How could anyone permit such a desecration?
How could the college management not have stopped this horror?
How could the librarian have stood by and watched this entire event take place before her very eyes?
These were the most pressing questions weighing heavy upon my heart as I stood at the entrance to the underground storage area with tears rolling down my cheeks and blood oozing from my lower lip where I’d bitten it to stop myself from screaming out aloud at this violation of the temple of Education. My heart was wrenched in two as I walked into the chamber in a daze of abject misery of the horror perpetrated within these halls. I saw torn books, books without covers, shredded volumes, torn pages, unbound covers, half-vanished collections and scribbled manuscripts lying around.

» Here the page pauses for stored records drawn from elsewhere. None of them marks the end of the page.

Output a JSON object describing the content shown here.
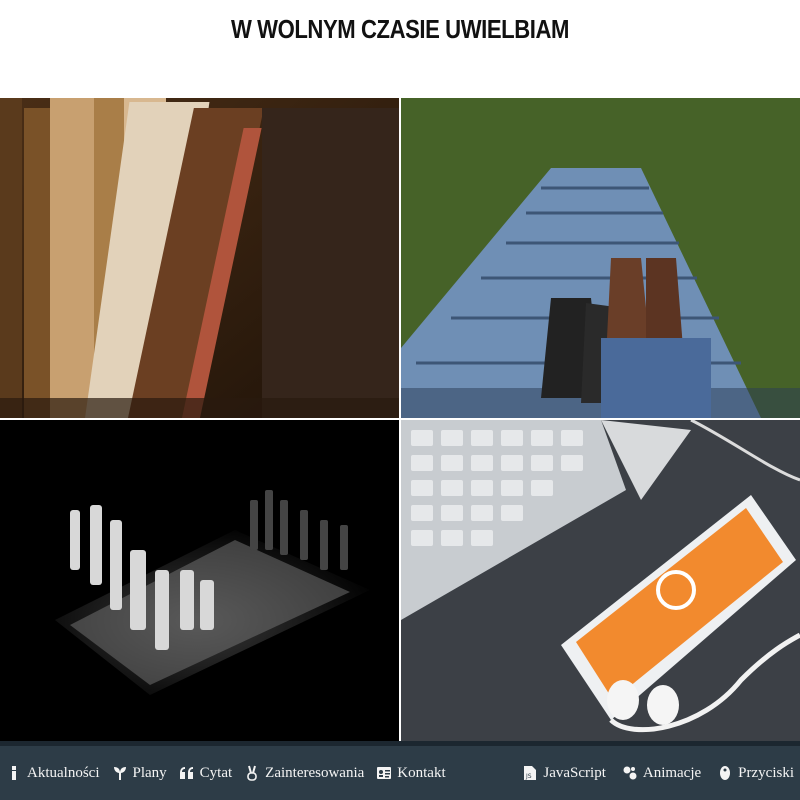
{
  "header": {
    "title": "W WOLNYM CZASIE UWIELBIAM"
  },
  "gallery": {
    "tiles": [
      {
        "subject": "old books on a shelf"
      },
      {
        "subject": "sneakers on a wooden walkway"
      },
      {
        "subject": "chess board"
      },
      {
        "subject": "keyboard and smartphone with headphones"
      }
    ]
  },
  "nav": {
    "left": [
      {
        "label": "Aktualności",
        "icon": "info-icon"
      },
      {
        "label": "Plany",
        "icon": "plant-icon"
      },
      {
        "label": "Cytat",
        "icon": "quote-icon"
      },
      {
        "label": "Zainteresowania",
        "icon": "peace-hand-icon"
      },
      {
        "label": "Kontakt",
        "icon": "contact-card-icon"
      }
    ],
    "right": [
      {
        "label": "JavaScript",
        "icon": "js-file-icon"
      },
      {
        "label": "Animacje",
        "icon": "animation-icon"
      },
      {
        "label": "Przyciski",
        "icon": "button-icon"
      }
    ]
  },
  "colors": {
    "navbar_bg": "#2d3c47",
    "navbar_border": "#1c2730",
    "nav_text": "#f4f4f4",
    "phone_screen": "#f28a2e"
  }
}
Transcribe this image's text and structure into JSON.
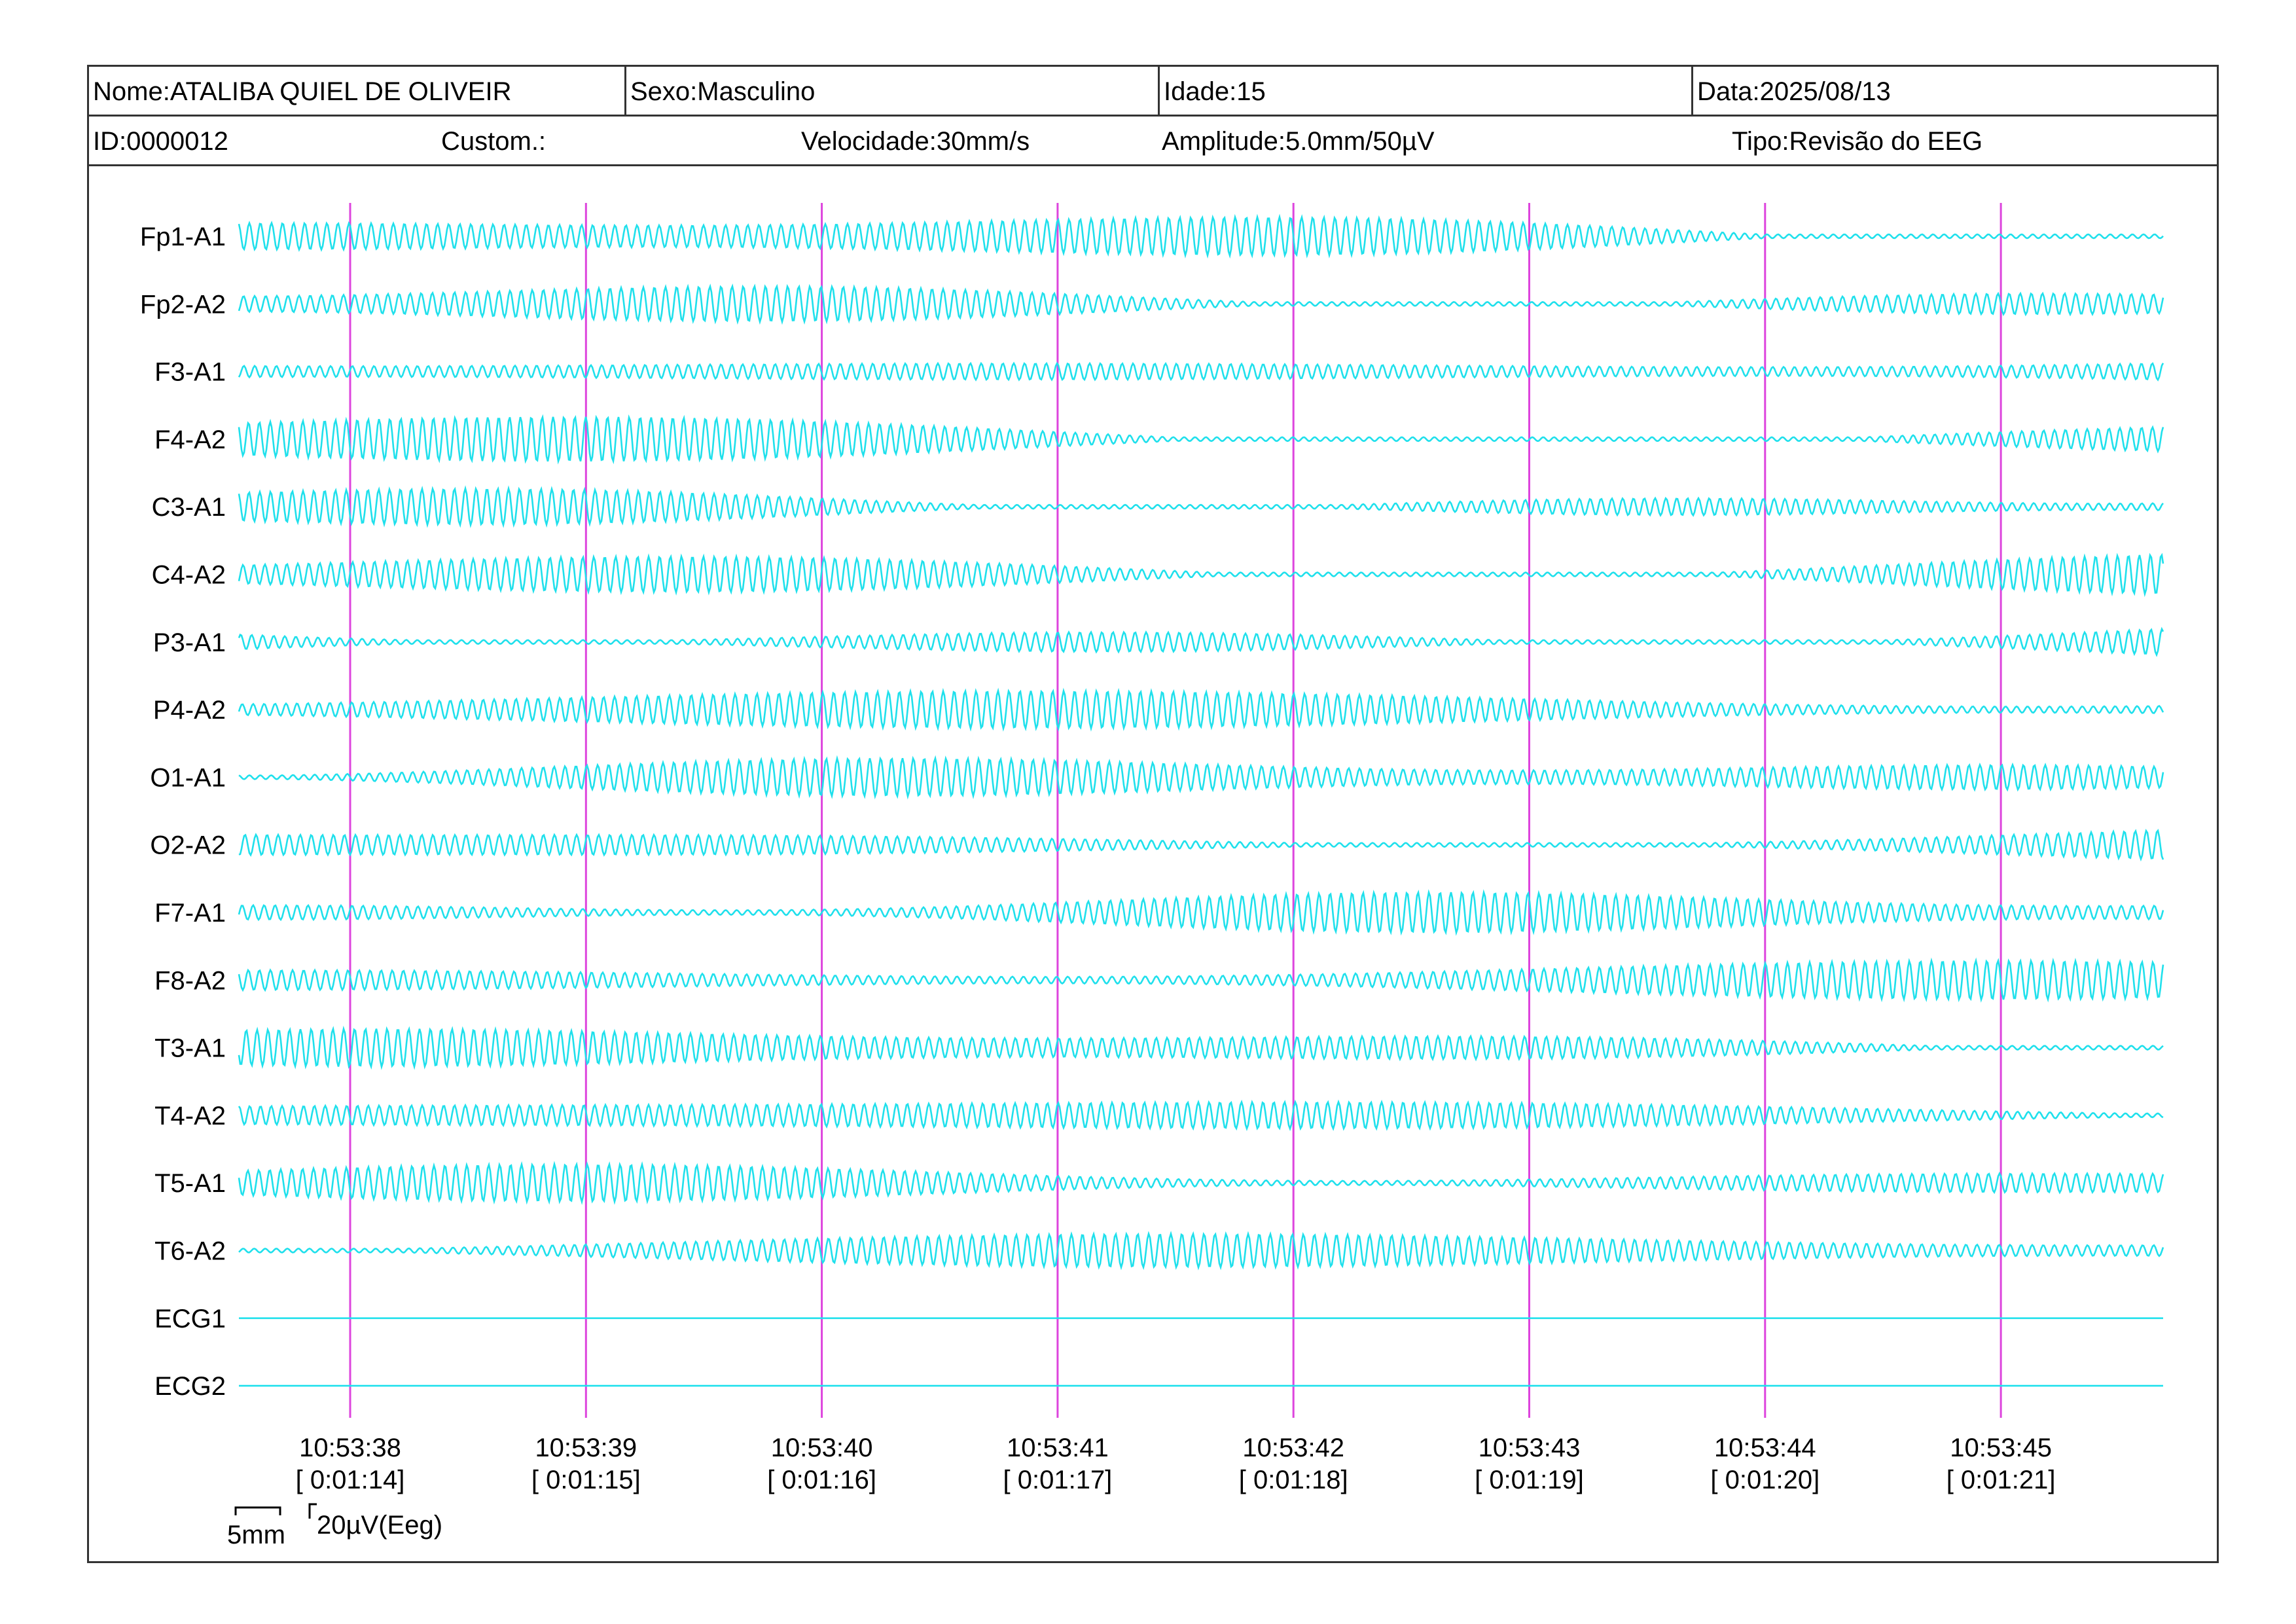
{
  "header": {
    "name": "Nome:ATALIBA QUIEL DE OLIVEIR",
    "sex": "Sexo:Masculino",
    "age": "Idade:15",
    "date": "Data:2025/08/13",
    "id": "ID:0000012",
    "custom": "Custom.:",
    "speed": "Velocidade:30mm/s",
    "amplitude": "Amplitude:5.0mm/50µV",
    "type": "Tipo:Revisão do EEG"
  },
  "colors": {
    "trace": "#1fe0ec",
    "marker": "#dd44dd",
    "border": "#333333"
  },
  "chart_data": {
    "type": "line",
    "channels": [
      "Fp1-A1",
      "Fp2-A2",
      "F3-A1",
      "F4-A2",
      "C3-A1",
      "C4-A2",
      "P3-A1",
      "P4-A2",
      "O1-A1",
      "O2-A2",
      "F7-A1",
      "F8-A2",
      "T3-A1",
      "T4-A2",
      "T5-A1",
      "T6-A2",
      "ECG1",
      "ECG2"
    ],
    "time_markers": [
      {
        "time": "10:53:38",
        "elapsed": "[ 0:01:14]"
      },
      {
        "time": "10:53:39",
        "elapsed": "[ 0:01:15]"
      },
      {
        "time": "10:53:40",
        "elapsed": "[ 0:01:16]"
      },
      {
        "time": "10:53:41",
        "elapsed": "[ 0:01:17]"
      },
      {
        "time": "10:53:42",
        "elapsed": "[ 0:01:18]"
      },
      {
        "time": "10:53:43",
        "elapsed": "[ 0:01:19]"
      },
      {
        "time": "10:53:44",
        "elapsed": "[ 0:01:20]"
      },
      {
        "time": "10:53:45",
        "elapsed": "[ 0:01:21]"
      }
    ],
    "scale": {
      "time_label": "5mm",
      "amplitude_label": "20µV(Eeg)"
    }
  }
}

It was a scene of carnage and reminded me of the battle of Zutphen. Just as Sir Philip Sidney, the torch of English literature in his age was killed that day, the works of countless other authors and poets were layed to waste in that library. I could even for a moment of despair compare it to the destruction of the library at Alexandria or the book burnings in Nazi Germany.
Some of the other literature students who’d come along with me were also shocked at the amount of destruction that could befall a library that was the pride of the college in its heyday. It was unimaginable how much destruction could take place when you come to think about it and I wonder if I had not witnessed the fall of literature, an event that took place only a few times in human history. This was indeed a day that will live in infamy and will always remain one of my most disturbing experiences in life. People who do not read or write or have much to do with literature may think that I’m over-reacting, but ask a true bookworm, they will tell you that my pain is as real as the pain at the death of a family member.
However, some of the other literature students and I managed to get few of the books to safety, but that story is for another time perhaps.